New figures show almost a third of all learner drivers are over 30 years of age.
Quotezone.co.uk’s data also reveals that many motorists spend longer as learner drivers then might be expected, with almost a third (32.2%) holding a provisional licence for more than a decade.
While the general picture of learners being young still rings true, with 60% of learner drivers in Quotezone.co.uk’s sample aged between 16 and 25, and the average age for all learners clocking in at 26, it is common to find learners in their 40s – 8.7% of all learners – and even their 50s – 3.8%.
More than 300 learners (out of a sample of 50,000 learner drivers) could qualify for a UK pension. The research also found that more than 100 septuagenarians and octogenarians are renewing their interest in passing their driving tests.
Quotezone.co.uk says demand for its learner premiums has rocketed 42% from 2019 to 2020, although the average age was still firmly rooted in the mid-20s.
The data was sourced from Quotezone.co.uk’s 2020 records covering a sample of 50,000 provisional drivers across the UK, with 15,000 of the sample over 30 years of age.
Greg Wilson, Quotezone.co.uk’s founder, said: “School leavers or young professionals often come to mind as the typical learner driver. Our findings tell a more multifaceted story though, showing many people hold back on getting their full driving licence until they’re well into their 20s and beyond.
“There’s going to be lots of reasons why people hold off on learning to drive. Cost could be one answer, with the price of lessons and buying a car putting some provisional drivers off.

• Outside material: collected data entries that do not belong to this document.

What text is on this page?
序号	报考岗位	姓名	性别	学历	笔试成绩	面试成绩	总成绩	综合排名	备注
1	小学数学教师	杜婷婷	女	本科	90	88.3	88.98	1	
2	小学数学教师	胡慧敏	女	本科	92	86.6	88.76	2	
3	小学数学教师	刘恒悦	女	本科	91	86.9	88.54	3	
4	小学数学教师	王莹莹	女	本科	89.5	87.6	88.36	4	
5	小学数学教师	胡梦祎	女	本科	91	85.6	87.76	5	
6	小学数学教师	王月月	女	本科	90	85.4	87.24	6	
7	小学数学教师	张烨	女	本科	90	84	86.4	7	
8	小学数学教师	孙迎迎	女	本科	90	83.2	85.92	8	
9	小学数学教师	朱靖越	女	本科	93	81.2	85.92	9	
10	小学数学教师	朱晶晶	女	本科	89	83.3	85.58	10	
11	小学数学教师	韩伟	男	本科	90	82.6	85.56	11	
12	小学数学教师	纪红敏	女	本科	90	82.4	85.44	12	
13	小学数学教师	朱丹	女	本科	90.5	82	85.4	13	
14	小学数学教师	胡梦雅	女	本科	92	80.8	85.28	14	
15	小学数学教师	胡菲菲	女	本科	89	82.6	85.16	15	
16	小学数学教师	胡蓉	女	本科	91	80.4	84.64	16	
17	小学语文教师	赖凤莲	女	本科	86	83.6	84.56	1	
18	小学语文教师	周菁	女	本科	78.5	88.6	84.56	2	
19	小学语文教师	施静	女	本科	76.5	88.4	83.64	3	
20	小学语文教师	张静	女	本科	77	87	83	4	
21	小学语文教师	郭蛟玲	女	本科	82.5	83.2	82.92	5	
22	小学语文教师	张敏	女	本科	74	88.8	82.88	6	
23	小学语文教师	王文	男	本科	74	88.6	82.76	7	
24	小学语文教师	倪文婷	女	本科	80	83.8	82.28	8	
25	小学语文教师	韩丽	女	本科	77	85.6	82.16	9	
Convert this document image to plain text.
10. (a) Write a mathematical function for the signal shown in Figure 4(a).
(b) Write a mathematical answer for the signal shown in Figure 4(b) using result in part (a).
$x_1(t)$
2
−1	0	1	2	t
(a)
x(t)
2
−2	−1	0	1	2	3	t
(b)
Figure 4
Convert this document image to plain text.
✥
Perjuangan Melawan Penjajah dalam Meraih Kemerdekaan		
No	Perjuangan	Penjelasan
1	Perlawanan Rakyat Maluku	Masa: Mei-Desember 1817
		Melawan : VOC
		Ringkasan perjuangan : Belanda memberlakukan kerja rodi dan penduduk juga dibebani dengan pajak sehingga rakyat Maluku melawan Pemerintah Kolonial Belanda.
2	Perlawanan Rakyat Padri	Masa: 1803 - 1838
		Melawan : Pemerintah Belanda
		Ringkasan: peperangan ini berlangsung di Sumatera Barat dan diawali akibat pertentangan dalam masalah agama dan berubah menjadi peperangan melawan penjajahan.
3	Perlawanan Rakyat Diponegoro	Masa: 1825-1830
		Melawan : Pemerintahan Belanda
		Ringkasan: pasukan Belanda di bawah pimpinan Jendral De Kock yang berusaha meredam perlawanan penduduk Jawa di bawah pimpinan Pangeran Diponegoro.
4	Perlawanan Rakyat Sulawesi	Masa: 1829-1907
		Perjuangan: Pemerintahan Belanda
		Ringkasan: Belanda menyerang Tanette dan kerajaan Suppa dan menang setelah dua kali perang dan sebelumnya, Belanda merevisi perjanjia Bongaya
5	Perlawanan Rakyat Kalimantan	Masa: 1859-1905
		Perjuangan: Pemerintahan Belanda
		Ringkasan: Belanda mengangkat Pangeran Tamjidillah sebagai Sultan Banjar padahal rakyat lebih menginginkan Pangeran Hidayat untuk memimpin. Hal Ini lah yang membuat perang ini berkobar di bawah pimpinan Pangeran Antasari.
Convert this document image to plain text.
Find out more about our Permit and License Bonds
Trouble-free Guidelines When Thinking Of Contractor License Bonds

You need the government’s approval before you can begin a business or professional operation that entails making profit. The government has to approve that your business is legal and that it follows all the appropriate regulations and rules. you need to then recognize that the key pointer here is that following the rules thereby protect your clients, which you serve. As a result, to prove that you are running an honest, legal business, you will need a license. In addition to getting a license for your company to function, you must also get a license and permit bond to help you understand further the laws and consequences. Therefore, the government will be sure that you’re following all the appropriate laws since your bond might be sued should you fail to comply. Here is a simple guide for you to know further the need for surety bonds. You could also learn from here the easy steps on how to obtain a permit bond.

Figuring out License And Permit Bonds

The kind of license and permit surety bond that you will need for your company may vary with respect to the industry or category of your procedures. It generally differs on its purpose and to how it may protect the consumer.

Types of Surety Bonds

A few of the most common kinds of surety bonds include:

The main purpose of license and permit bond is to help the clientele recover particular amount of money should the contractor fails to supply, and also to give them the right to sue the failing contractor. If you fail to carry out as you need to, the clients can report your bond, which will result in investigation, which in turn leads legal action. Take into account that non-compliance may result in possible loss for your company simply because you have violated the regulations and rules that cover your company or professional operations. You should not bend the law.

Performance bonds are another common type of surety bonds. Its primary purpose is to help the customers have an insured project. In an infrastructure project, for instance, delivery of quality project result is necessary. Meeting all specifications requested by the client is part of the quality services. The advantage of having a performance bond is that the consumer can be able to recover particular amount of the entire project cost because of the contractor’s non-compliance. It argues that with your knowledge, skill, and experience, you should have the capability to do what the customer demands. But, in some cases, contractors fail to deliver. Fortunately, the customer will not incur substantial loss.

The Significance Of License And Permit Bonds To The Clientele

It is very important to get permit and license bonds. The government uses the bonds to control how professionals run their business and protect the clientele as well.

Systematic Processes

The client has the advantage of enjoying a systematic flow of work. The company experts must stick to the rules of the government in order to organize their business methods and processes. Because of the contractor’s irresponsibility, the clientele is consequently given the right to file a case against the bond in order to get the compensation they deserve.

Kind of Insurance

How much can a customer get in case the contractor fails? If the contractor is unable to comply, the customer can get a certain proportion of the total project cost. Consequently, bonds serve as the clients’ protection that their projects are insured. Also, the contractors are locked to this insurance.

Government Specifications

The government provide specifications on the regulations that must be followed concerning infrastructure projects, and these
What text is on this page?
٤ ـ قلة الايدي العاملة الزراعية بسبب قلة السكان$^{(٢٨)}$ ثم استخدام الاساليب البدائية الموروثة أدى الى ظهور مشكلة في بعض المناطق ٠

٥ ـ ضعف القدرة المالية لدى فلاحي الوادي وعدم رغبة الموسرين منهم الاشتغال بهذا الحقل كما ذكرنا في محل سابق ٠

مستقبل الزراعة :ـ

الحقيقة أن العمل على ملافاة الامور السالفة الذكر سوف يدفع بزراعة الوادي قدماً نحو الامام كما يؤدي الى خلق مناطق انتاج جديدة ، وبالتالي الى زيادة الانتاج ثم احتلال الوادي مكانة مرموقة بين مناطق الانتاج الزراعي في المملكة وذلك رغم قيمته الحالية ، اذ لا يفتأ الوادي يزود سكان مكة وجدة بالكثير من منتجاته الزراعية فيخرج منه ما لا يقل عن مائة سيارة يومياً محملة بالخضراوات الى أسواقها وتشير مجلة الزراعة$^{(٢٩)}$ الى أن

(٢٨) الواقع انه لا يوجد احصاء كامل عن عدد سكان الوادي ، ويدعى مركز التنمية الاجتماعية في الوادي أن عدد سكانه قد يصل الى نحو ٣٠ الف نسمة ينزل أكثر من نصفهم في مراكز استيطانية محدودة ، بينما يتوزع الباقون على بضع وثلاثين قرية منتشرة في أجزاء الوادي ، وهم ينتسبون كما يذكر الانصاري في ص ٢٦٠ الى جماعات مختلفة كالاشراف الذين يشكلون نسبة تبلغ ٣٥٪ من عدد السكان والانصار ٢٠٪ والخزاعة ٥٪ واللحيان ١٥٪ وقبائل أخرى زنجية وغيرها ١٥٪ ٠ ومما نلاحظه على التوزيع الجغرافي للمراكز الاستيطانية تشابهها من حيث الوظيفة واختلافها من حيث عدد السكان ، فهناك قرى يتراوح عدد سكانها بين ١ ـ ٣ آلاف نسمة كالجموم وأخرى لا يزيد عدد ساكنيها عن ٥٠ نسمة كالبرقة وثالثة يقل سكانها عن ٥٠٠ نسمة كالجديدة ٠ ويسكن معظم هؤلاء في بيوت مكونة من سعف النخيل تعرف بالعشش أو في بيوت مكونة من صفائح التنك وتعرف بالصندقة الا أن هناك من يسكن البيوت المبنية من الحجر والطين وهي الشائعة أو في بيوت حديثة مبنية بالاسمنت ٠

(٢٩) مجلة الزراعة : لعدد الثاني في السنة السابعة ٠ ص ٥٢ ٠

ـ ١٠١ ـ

“We’ve seen a big rise in learners looking into policies in 2020. Perhaps safety concerns using public transport have played a part in this surge, and with many services reduced, commuters are returning to the idea of having a car. With lessons and tests returning and an economic bounce back looking promising, we expect more provisional licence holders to actively pursue their full licence this year.”